Sunday, February 26, 2006

As a Boy

Once, in middle school, I looked
at a girl in a way that made her cry.
She stood limp and tried to peel
her soul away from her flesh
and shrink down inside of it
like a moth in a suit of armor.
I never saw her cry, but when
she stood up again inside herself
and felt the sleeves of her arms,
the obscene stuff they were now
made of, she could only have cried.

By the time the teacher sat me down
I knew I was bad.
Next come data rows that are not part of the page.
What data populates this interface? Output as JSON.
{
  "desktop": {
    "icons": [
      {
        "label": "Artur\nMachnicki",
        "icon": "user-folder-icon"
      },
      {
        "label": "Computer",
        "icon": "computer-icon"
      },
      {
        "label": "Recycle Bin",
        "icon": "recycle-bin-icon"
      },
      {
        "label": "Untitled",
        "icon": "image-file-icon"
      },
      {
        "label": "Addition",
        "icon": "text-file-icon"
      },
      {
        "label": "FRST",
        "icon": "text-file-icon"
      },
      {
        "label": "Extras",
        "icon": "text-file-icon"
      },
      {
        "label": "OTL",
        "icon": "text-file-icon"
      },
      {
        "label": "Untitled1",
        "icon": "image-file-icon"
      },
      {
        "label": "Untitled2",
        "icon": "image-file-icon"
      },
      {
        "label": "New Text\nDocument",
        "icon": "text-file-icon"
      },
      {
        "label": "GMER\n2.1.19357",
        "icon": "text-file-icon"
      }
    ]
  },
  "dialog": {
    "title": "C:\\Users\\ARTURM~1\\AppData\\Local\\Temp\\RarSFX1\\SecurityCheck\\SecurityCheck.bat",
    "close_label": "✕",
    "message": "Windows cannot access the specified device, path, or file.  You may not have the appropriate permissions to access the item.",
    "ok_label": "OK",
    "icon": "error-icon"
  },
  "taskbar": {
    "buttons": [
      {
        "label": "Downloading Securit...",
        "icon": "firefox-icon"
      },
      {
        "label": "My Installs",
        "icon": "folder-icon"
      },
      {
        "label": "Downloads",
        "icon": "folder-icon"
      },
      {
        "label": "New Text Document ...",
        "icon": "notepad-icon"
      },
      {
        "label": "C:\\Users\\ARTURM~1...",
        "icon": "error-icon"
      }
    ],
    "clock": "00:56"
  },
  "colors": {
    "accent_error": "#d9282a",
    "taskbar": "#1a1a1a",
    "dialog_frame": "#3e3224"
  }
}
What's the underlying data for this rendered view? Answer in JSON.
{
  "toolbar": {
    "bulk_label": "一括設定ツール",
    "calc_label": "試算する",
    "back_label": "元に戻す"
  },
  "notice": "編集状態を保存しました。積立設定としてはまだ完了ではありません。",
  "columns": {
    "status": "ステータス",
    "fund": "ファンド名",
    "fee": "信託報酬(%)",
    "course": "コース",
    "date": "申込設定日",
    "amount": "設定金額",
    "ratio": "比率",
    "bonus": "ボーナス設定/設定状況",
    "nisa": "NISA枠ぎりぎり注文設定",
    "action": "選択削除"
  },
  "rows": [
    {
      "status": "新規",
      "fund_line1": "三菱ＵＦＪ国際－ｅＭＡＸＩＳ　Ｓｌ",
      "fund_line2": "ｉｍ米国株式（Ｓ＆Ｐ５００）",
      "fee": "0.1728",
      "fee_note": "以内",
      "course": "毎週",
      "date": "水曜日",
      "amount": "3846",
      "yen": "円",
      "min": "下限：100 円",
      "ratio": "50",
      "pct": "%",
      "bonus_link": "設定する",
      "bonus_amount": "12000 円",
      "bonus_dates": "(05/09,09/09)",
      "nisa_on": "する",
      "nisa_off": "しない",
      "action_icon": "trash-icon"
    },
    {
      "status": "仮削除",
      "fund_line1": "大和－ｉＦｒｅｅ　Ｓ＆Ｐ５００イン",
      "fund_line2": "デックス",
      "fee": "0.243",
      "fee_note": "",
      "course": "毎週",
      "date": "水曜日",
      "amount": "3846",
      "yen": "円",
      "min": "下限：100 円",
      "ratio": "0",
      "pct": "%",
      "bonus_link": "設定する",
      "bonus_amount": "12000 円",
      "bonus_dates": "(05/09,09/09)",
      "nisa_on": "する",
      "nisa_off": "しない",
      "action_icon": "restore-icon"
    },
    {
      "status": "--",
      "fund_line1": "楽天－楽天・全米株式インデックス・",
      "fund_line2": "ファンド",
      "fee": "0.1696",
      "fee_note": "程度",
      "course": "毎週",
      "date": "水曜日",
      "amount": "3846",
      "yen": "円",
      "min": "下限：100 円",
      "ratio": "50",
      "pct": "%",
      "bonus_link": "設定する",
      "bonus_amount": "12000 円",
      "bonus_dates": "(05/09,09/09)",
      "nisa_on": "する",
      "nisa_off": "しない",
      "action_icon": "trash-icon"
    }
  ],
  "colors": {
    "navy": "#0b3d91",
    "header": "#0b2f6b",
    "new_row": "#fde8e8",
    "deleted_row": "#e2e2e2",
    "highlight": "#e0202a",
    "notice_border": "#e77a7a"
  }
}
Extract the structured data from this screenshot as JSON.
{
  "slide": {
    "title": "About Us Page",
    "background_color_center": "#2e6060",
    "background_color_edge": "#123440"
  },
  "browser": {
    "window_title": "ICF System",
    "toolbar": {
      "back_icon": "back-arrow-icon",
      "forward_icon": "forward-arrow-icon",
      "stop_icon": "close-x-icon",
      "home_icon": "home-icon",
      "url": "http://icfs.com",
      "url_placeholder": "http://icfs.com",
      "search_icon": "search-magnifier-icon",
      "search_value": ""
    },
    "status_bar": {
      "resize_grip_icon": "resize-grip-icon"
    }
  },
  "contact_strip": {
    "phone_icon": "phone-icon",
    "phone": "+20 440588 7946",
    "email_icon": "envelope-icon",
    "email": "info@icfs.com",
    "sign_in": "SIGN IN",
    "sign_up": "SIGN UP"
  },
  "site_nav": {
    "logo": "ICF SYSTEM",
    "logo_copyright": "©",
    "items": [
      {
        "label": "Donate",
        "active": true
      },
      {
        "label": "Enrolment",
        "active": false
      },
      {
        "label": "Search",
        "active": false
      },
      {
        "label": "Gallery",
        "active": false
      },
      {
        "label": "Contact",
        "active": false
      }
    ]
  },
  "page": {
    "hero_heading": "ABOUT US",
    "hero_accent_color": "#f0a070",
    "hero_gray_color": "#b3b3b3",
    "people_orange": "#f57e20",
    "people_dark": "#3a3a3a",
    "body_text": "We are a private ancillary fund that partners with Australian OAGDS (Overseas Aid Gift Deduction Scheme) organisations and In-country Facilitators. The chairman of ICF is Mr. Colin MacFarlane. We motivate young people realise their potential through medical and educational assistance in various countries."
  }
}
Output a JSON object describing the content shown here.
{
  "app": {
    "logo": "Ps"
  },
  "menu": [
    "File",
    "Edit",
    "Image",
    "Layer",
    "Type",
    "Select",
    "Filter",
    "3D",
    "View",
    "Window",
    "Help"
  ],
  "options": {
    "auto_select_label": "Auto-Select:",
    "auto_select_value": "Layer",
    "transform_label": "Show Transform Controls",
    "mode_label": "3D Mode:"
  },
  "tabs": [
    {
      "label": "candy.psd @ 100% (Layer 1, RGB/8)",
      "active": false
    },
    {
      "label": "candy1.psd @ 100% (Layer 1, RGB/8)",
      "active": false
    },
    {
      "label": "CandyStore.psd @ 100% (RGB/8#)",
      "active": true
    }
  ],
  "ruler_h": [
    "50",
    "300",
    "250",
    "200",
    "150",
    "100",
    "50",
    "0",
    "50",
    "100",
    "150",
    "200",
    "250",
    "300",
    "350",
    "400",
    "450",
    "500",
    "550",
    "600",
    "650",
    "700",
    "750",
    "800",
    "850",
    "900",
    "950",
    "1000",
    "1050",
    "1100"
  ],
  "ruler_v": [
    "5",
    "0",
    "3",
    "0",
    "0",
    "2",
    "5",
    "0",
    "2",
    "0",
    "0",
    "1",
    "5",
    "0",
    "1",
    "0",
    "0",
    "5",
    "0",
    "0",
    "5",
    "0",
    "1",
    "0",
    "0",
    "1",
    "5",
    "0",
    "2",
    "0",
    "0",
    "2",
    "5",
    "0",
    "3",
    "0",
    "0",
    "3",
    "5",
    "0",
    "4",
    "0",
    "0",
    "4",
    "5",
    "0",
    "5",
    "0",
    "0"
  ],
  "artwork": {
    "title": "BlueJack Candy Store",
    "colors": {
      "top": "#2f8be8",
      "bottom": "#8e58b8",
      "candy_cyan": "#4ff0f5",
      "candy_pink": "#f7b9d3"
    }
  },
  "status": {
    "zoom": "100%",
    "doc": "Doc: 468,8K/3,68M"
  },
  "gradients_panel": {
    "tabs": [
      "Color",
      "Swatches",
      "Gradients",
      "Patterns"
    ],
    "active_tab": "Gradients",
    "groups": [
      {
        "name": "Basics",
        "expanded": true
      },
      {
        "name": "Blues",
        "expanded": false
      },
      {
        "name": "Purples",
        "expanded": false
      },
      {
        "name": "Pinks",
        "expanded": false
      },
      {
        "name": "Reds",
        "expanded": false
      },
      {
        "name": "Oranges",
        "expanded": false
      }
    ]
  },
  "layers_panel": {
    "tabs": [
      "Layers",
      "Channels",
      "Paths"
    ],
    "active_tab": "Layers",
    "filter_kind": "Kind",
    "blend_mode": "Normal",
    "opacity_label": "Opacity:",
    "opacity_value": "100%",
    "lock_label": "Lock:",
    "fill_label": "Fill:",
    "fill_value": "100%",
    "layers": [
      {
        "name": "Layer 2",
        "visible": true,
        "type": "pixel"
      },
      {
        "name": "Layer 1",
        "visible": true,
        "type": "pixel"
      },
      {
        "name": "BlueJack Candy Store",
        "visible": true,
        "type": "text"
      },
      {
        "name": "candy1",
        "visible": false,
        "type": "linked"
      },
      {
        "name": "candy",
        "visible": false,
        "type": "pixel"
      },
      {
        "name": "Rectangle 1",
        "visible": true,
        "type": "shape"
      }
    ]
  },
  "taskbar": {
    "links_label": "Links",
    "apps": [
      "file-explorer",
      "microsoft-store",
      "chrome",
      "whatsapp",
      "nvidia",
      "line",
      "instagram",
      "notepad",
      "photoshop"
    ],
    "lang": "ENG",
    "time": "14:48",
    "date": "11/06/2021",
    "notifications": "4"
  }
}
He made me speak
through my suit of armor and promised
to tell my parents. Of course they should know.
I’d been through grade school in the eighties.
I expected this to happen one day.
History is a time line of wars, horror,
and men. History moves fastest
with men in charge and flesh
feeding the prairie. We draw the maps
and count the bodies and write
the paragraph about Amelia Earhart.
We use our bodies against bodies–
enemy bodies, female bodies, foreign
bodies, and we leave the soul behind.
This was my beginning. I was a boy
ready to join the history of men.
I closed my dangerous eyes and tried
to imagine what terrible thing I would become.

4 comments:

Eric Dutton said...

It's a first draft, you know.

Pat Paulk said...

Pretty good first draft!!

Eric Dutton said...

Thank you. It felt awkward when I was writing it.

Rod said...

Its truth probably made a lot of us feel awkward reading it. Wonderful challenging work.